Tiga SPBU Dilelang Rp8 Miliar, Kuasa Hukum Bongkar Dugaan Kejanggalan dan Eksekusi “Dipaksakan” di PN Mataram

Lombok utara SIARPOST— Proses eksekusi lahan yang melibatkan tiga SPBU di Kabupaten Lombok Utara (KLU) memicu kontroversi. Kuasa hukum pihak tergugat, Fuad Alhabsyi, SH., MH., secara terbuka mempertanyakan kejanggalan dalam proses lelang hingga pelaksanaan eksekusi yang dinilai sarat tekanan. Rabu, 15/04/2026.

Fuad mengungkap pihaknya telah mengantongi sejumlah bukti yang akan dibuka di persidangan. Bukti tersebut, menurutnya, mengarah pada dugaan pelanggaran dalam proses pelelangan aset.

“Nilai lelang itu sudah diumumkan. Tapi apakah masuk akal tiga SPBU dilelang hanya sekitar Rp8 miliar? Dari mana logika perhitungannya?” tegasnya.

Ia menilai, proses lelang tersebut tidak menggunakan jasa penilai independen atau appraisal, yang seharusnya menjadi standar dalam menentukan nilai aset. Ketiadaan appraisal ini, kata Fuad, membuka ruang dugaan adanya relasi tidak wajar antara pihak bank dan pemenang lelang.

“Nilai objek justru ditentukan dari nilai utang, bukan dari nilai pasar terkini. Ini yang menjadi tanda tanya besar,” ujarnya.

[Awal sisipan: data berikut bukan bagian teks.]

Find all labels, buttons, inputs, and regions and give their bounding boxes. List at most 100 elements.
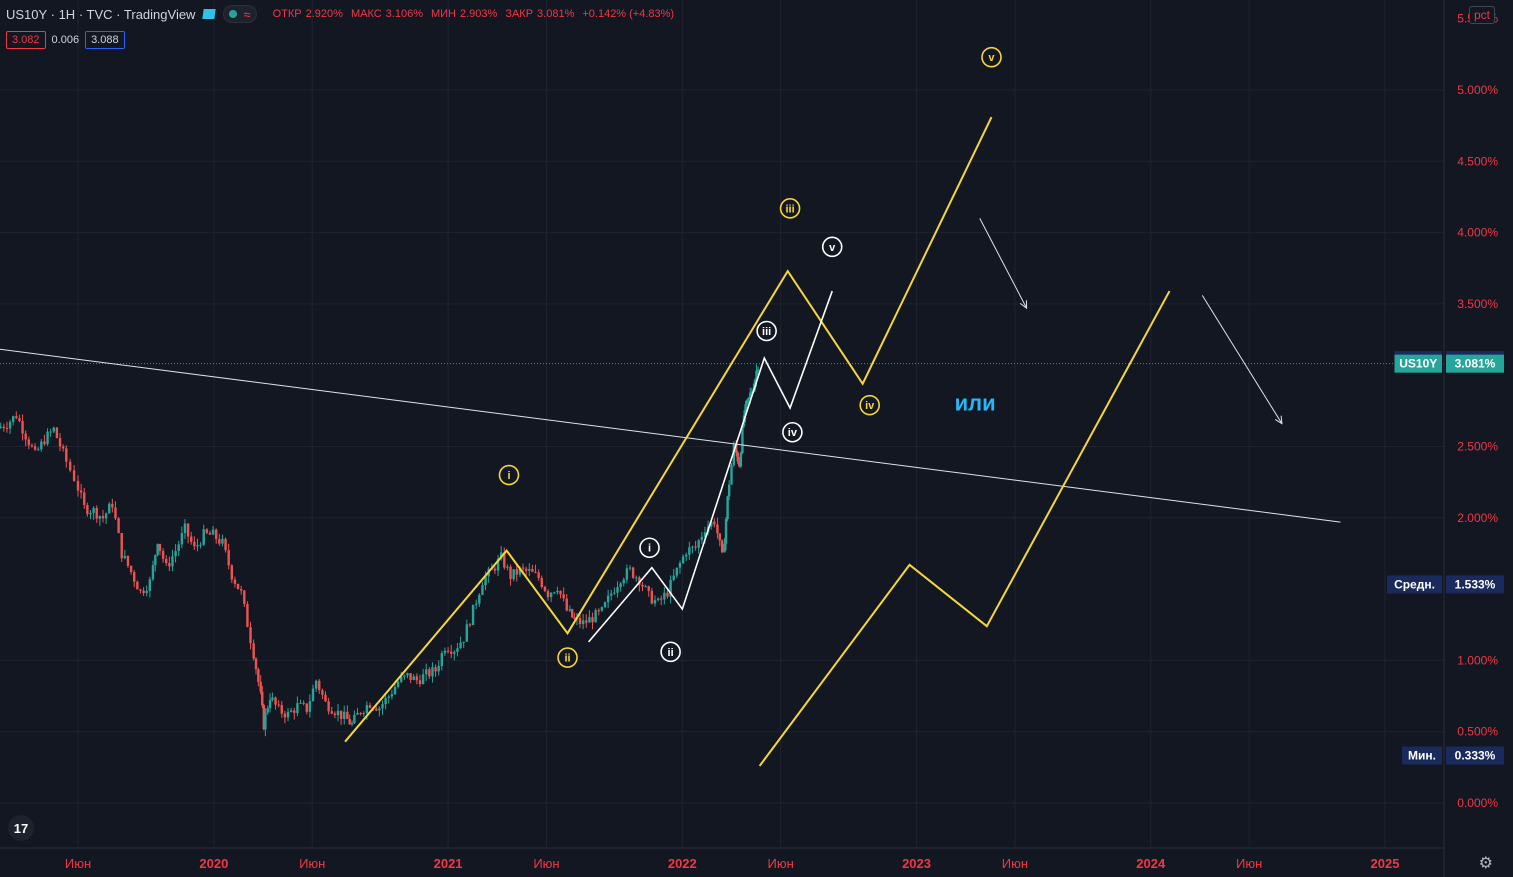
candle-body xyxy=(0,426,2,428)
candle-body xyxy=(744,404,747,416)
candle-body xyxy=(55,427,59,439)
wave-label-circle xyxy=(782,421,803,443)
candle-body xyxy=(418,680,422,684)
tradingview-logo-icon[interactable]: 17 xyxy=(8,815,34,841)
candle-body xyxy=(283,713,287,718)
candle-body xyxy=(493,568,497,571)
candle-body xyxy=(688,547,691,555)
candle-body xyxy=(289,710,293,712)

Tak hanya soal lelang, pelaksanaan eksekusi juga menjadi sorotan. Fuad menyebut proses di lapangan berlangsung secara agresif dan tidak mencerminkan prinsip humanis sebagaimana diamanatkan oleh Mahkamah Agung.

“Eksekusi riil seharusnya dilakukan dengan santun dan humanis. Tapi yang terjadi justru represif dan dipaksakan,” katanya.

Pihaknya bahkan mempertimbangkan langkah hukum lanjutan, termasuk melaporkan Ketua Pengadilan ke lembaga yang lebih tinggi terkait dugaan pelanggaran etik.

Fuad juga menyinggung sulitnya pihaknya bertemu langsung dengan Ketua Pengadilan. Upaya audiensi disebut berulang kali terhalang oleh panitera.

“Kami ini pihak berperkara, berkepentingan langsung. Tapi tidak diberi ruang untuk menyampaikan aspirasi. Ini menimbulkan tanda tanya besar,” ungkapnya.

Ia menilai, seharusnya pengadilan mendengar kedua belah pihak secara seimbang sebelum memutuskan eksekusi, demi menjaga objektivitas.

Di sisi lain, perlawanan hukum (verzet) yang diajukan pihaknya masih berjalan. Namun, eksekusi tetap dilakukan. Fuad menilai langkah ini mengabaikan prinsip kehati-hatian.

“Kami tidak meminta pembatalan, hanya penundaan sampai ada putusan. Tapi itu tidak diindahkan,” ujarnya.

Padahal, menurutnya, surat edaran Mahkamah Agung membuka ruang penangguhan eksekusi jika terdapat kondisi krusial yang berpotensi menimbulkan kerugian besar.